Don’t do that to people. Clearly explained to a person why you want it this way. If you’re not doing a good job of it, you become a better teacher of it. But we have to make we had to make surgery fun, honestly, and something that you’re looking forward to doing, and I don’t think that surgical programs necessarily do that. We can’t promote high levels of anxiety in the operating room.
Yeah, I think that I have seen that as a product of maybe other experiences and then sometimes I’d have trainees operating with me and then they would ask me obsessively can you check, is this okay? Did I place this clamp just right on multiple, multiple steps at where it’s like with a hysterectomy. You place a clamp similarly each time.
Yeah, I’ve never seen a placement that was horrible. I’ve given advice on how it could be a little better. And again, let’s progress and there is a right way to do it, but two or three millimeters this way or the other that that’s just promoting a wrong attitude, creating wrong expectations and, I think, overly pedantic and excited people probably shouldn’t be teaching. Have some confidence If you want your learner to have some confidence and have staged expectations as they grow and mature in their own confidence.

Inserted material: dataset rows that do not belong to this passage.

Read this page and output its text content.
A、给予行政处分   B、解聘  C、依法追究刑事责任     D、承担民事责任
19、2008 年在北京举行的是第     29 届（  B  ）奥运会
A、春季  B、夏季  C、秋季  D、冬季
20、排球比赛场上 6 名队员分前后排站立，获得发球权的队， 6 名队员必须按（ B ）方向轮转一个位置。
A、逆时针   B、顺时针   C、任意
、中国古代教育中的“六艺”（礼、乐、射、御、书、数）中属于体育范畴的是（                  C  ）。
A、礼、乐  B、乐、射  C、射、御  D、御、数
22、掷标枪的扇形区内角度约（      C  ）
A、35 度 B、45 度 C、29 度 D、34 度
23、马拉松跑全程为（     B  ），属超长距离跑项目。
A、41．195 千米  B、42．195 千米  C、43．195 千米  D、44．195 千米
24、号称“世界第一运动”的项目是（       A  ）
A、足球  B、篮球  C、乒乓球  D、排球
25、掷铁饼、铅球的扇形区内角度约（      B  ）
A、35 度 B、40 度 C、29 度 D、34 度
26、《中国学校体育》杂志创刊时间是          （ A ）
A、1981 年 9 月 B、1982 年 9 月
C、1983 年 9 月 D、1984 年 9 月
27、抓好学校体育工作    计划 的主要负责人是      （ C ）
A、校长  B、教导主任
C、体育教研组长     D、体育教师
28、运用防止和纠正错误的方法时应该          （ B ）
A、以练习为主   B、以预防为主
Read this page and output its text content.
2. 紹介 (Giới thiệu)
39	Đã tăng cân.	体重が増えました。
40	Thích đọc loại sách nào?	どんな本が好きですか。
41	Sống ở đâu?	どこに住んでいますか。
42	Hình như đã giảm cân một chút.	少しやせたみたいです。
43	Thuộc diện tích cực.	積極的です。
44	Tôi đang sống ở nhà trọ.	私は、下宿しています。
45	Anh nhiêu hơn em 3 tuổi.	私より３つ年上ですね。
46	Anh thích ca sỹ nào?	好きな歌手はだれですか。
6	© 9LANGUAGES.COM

All right. Well, I wonder if we shouldn’t wrap it up. We’ve done our hour.
I’ve loved it. Appreciate you guys having me on. This is a lot of fun. I love talking about these things and please consult me, please, yeah all of us get off the console.
You’ve got no more consoles coming to you, buddy.
Well, thanks, yeah, thanks so much for coming back on with us. It’s been a delight, thanks, well. Well, so we’ll post the links on the thinking about OBGYN website and also the transcript, eventually, and so you can find that there, and then we’ll be back in a couple weeks with another episode.